Lol. Real climate science & Tony Heller/Steven Goddard? Dude is a standard physics denier. Don’t be a physics denier.
So one of the standard errors people make with sea ice extent is not realizing it is an area measurement. Ice has mass and volume. You weren’t supposing Arctic ice is all the same thickness were you? It tends to be much thinner at the edges and thicker in the center.

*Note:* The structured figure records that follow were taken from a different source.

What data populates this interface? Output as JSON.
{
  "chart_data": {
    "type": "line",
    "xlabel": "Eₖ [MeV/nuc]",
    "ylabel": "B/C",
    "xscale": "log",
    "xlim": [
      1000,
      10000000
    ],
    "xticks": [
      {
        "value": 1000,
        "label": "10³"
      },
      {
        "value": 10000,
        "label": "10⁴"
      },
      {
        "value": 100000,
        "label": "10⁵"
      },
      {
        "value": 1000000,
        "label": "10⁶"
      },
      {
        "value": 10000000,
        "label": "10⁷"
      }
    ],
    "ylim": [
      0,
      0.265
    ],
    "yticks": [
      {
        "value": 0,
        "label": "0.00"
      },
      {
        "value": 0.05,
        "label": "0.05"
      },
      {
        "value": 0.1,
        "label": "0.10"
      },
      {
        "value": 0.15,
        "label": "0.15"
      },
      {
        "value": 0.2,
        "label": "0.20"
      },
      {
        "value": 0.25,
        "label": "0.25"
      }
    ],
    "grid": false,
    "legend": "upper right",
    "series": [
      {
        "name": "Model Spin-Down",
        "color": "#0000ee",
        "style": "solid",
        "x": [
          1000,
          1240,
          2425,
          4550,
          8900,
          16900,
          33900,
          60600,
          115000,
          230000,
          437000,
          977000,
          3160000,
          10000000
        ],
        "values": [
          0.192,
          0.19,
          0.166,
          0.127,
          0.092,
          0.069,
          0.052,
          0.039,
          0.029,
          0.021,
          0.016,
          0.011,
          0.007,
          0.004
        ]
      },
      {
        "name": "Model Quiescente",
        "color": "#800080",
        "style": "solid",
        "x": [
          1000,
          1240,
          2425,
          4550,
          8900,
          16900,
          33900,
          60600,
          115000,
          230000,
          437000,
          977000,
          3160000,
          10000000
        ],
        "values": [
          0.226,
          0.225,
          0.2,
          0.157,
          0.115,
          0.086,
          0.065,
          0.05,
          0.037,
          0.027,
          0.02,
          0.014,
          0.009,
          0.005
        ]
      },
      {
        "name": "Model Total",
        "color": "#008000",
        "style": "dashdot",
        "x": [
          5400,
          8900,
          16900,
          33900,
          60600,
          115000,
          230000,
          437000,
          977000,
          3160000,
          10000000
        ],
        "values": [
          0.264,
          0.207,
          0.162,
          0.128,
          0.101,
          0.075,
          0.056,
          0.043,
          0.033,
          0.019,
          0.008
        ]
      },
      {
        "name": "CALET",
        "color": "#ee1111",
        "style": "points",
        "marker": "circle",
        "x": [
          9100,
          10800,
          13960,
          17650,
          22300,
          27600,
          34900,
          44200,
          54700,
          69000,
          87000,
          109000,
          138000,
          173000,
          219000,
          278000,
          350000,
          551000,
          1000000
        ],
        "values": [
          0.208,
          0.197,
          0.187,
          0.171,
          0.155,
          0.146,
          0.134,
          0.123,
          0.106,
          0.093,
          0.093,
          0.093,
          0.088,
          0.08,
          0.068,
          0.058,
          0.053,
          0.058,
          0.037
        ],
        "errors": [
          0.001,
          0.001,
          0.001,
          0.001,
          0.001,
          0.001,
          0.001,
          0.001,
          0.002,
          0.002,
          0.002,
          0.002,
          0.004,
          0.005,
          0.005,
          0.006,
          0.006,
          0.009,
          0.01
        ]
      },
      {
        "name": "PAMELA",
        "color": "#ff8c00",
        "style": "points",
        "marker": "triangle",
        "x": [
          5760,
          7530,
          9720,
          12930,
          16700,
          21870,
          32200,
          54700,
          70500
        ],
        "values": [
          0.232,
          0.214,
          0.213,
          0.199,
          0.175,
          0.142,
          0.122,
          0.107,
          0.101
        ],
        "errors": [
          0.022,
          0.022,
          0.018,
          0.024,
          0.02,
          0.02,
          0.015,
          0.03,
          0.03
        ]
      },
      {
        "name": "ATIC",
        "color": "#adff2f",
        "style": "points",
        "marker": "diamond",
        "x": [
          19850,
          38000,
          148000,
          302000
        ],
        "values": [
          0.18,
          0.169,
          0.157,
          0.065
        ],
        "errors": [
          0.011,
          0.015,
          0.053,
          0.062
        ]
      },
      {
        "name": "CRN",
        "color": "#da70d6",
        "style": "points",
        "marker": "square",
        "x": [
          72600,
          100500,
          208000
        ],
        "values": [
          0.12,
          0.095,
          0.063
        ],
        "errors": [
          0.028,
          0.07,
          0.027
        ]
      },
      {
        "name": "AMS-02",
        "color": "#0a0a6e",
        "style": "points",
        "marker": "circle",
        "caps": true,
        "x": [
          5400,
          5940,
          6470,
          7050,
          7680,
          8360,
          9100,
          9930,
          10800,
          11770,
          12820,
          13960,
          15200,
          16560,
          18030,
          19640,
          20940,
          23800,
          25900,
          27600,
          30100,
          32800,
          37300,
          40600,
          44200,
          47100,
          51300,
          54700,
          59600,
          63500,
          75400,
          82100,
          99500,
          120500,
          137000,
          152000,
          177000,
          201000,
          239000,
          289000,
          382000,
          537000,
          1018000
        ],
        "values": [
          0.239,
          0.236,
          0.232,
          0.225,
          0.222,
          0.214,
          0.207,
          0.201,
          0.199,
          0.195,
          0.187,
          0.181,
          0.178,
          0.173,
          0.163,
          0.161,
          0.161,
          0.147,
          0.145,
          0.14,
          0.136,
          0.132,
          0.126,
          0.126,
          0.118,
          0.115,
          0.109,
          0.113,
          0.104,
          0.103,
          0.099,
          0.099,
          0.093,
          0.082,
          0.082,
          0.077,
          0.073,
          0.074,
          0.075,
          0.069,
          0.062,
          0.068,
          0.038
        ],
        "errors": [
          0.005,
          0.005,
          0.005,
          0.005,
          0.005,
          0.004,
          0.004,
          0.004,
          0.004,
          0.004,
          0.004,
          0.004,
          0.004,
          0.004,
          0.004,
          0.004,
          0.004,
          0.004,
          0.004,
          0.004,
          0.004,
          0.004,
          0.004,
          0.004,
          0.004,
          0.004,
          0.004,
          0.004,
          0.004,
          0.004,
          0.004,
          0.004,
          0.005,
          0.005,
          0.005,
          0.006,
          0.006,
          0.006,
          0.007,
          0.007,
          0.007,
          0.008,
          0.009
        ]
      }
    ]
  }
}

If you want to know how much has been lost you have to get the mass or volume.
Link to nature PDF
This paper has a rough estimate of the average of ice from around the planet from 1901-2009 @ 250 +- 30 GT per year. If we conservatively assume it’s continued at that rate then from 1979-2021 it’s taken another 3.5x10^21 joules of energy to simply melt all that ice. That does t include the energy to raise it 0C and then above 0C just the energy to melt it. That’s another 1% to the extra energy already contained in oceans.

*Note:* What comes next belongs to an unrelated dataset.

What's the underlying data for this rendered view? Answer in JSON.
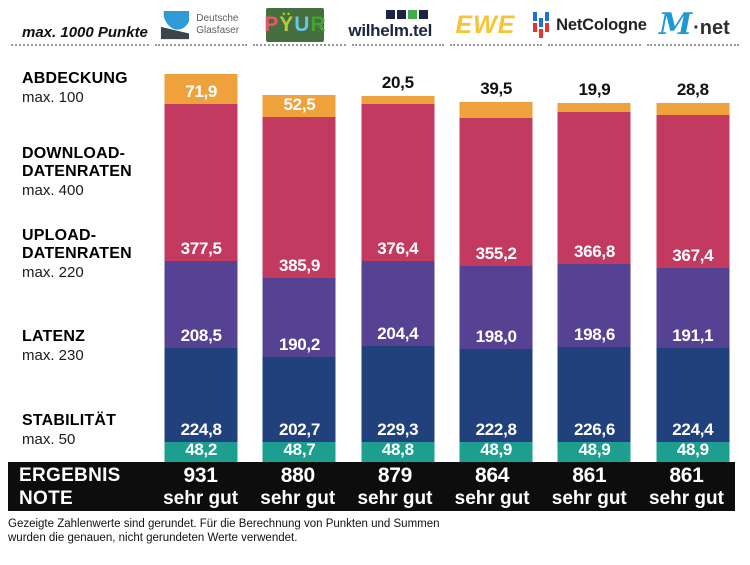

What sea ice extent is good for is understanding the albedo of the Arctic. Light colored ice has an albedo of .5-.7 reflecting 50-70% of the light that reaches it. Ocean water on the other hand is 0.06 or 6% reflective. The areas where the sea ice extent have retreated now absorb about 10 times more energy than they did. Which is another reason why NASA finds the Arctic as one of the fastest warming places on Earth.

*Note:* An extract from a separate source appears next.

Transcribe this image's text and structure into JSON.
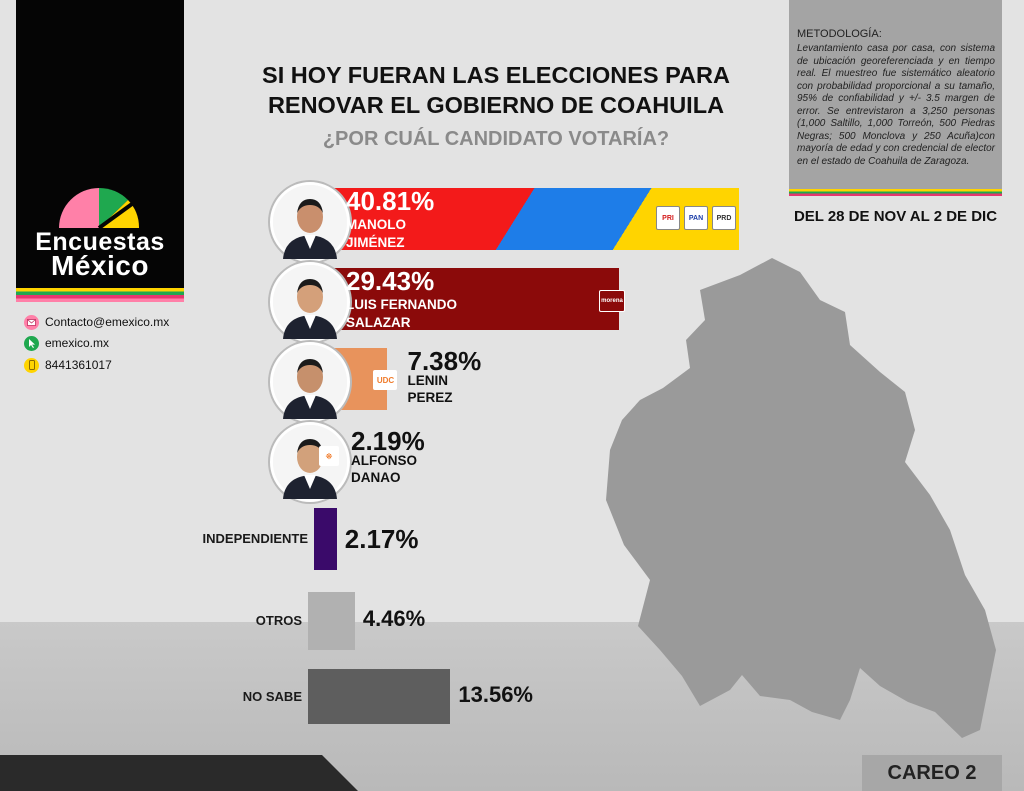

Satellites confirm that the Arctic has been absorbing more solar radiation over the past 15 years, a trend that coincides with a decline in sea ice and increase in open water.
earthobservatory.nasa.gov
Finally currently accepted climate change theory explains why the deepest ocean temperatures haven’t changed much and why the top of the atmosphere is cooler than the lower atmosphere. It’s because greenhouse gasses are more prevalent in the lower atmosphere and prevent a small amount of energy from reaching the upper atmosphere. That increase goes to heating the surface of the planet where circulations of water and air move the energy from warmer to cooler places over time. The bottom of the ocean would be one of the last places to warm appreciably.